An amendment unsuccessfully offered by Rep. Pat Garofalo (R-Farmington) that would, in part, “reverse a tax increase on business” went down almost along party lines. Rep. Gene Pelowski Jr. (DFL-Winona) was the lone member to cross the aisle.

It would also delete the prohibition on using an estimated $1 billion in unused federal American Rescue Plan dollars for supplemental spending. Without an agreement by June 15 on spending those dollars, Gov. Tim Walz gets to decide how to spend them without legislative oversight.

“The Legislature’s job is to allocate funds,” Garofalo said.

Rep. Rena Moran, chair of the House Ways and Means Committee, comments April 19 during her presentation of the House budget resolution. Photo by Paul Battaglia

Minnesota’s Unemployment Insurance Trust Fund had $1.7 billion in reserves when the COVID-19 pandemic began, but a government-ordered shutdown of many industries led to a gigantic increase in jobless claims and a draining of the trust fund. The state ultimately had to borrow from the federal government to meet its unemployment funding needs.

In February, the Republican-led Senate passed a bill 55-11 to refill the unemployment insurance trust fund with more than $1 billion of the state surplus and pay back more than $1 billion the state owes to the federal government for unemployment benefits.

Without that refill, taxes on business began to increase March 15 to make up the shortfall, although DFL leaders have said action taken by April 30 would fix that.

“(This) resolution would use our House Rules to prohibit us from fixing the problem,” Garofalo said. “At a time when we have an over $9 billion surplus, the budget resolution we’ll be voting on would prohibit you from reversing a tax increase that you let go into effect.”

The House DFL wants repayment of the loan and refilling the unemployment trust fund tied to $1 billion in frontline worker pay. The Legislature agreed to $250 million for that last year, but a bipartisan commission was unable to reach agreement on how many workers should receive a bonus payment and the amount of each payment. DFLers want to up bonus size and make more people eligible; Republicans want to limit the pool of eligible workers, largely to health care providers.
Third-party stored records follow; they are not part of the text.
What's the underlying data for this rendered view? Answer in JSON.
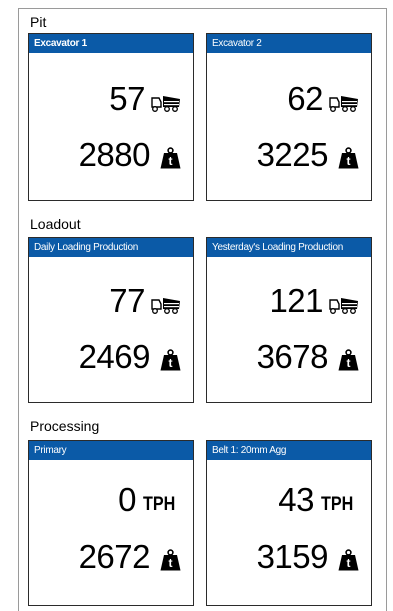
{
  "sections": [
    {
      "title": "Pit",
      "cards": [
        {
          "title": "Excavator 1",
          "bold": true,
          "metric1": {
            "value": "57",
            "icon": "haul-truck-icon"
          },
          "metric2": {
            "value": "2880",
            "icon": "tonne-weight-icon",
            "glyph": "t"
          }
        },
        {
          "title": "Excavator 2",
          "bold": false,
          "metric1": {
            "value": "62",
            "icon": "haul-truck-icon"
          },
          "metric2": {
            "value": "3225",
            "icon": "tonne-weight-icon",
            "glyph": "t"
          }
        }
      ]
    },
    {
      "title": "Loadout",
      "cards": [
        {
          "title": "Daily Loading Production",
          "bold": false,
          "metric1": {
            "value": "77",
            "icon": "haul-truck-icon"
          },
          "metric2": {
            "value": "2469",
            "icon": "tonne-weight-icon",
            "glyph": "t"
          }
        },
        {
          "title": "Yesterday's Loading Production",
          "bold": false,
          "metric1": {
            "value": "121",
            "icon": "haul-truck-icon"
          },
          "metric2": {
            "value": "3678",
            "icon": "tonne-weight-icon",
            "glyph": "t"
          }
        }
      ]
    },
    {
      "title": "Processing",
      "cards": [
        {
          "title": "Primary",
          "bold": false,
          "metric1": {
            "value": "0",
            "unit": "TPH"
          },
          "metric2": {
            "value": "2672",
            "icon": "tonne-weight-icon",
            "glyph": "t"
          }
        },
        {
          "title": "Belt 1: 20mm Agg",
          "bold": false,
          "metric1": {
            "value": "43",
            "unit": "TPH"
          },
          "metric2": {
            "value": "3159",
            "icon": "tonne-weight-icon",
            "glyph": "t"
          }
        }
      ]
    }
  ],
  "colors": {
    "header_bg": "#0b5aa7",
    "header_text": "#ffffff",
    "card_border": "#2b2b2b"
  }
}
“You’re including a billion dollars for the frontline workers in this state, but you’re not including anything to refill the UI trust fund,” said Rep. Peggy Scott (R-Andover). “For this to be a moral document, it sure is one sided.”

“We can amend the budget resolution, which is not uncommon under both parties. … That opportunity will be available if broader negotiations are successful,” Moran said.

The House Workforce and Business Development Finance and Policy Committee approved a plan along party lines Feb. 9 that would repay a $1.2 billion debt to return the unemployment insurance trust fund to zero, using about $1.15 billion from American Rescue Plan funds and the rest from the state’s General Fund. It awaits action by the House Ways and Means Committee.

“We will definitely take care of businesses, but we will also take care of the frontline workers, those who put their lives at risk, those who came out to help us when we were in need,” said Rep. Mohamud Noor (DFL-Mpls), who sponsors HF1035.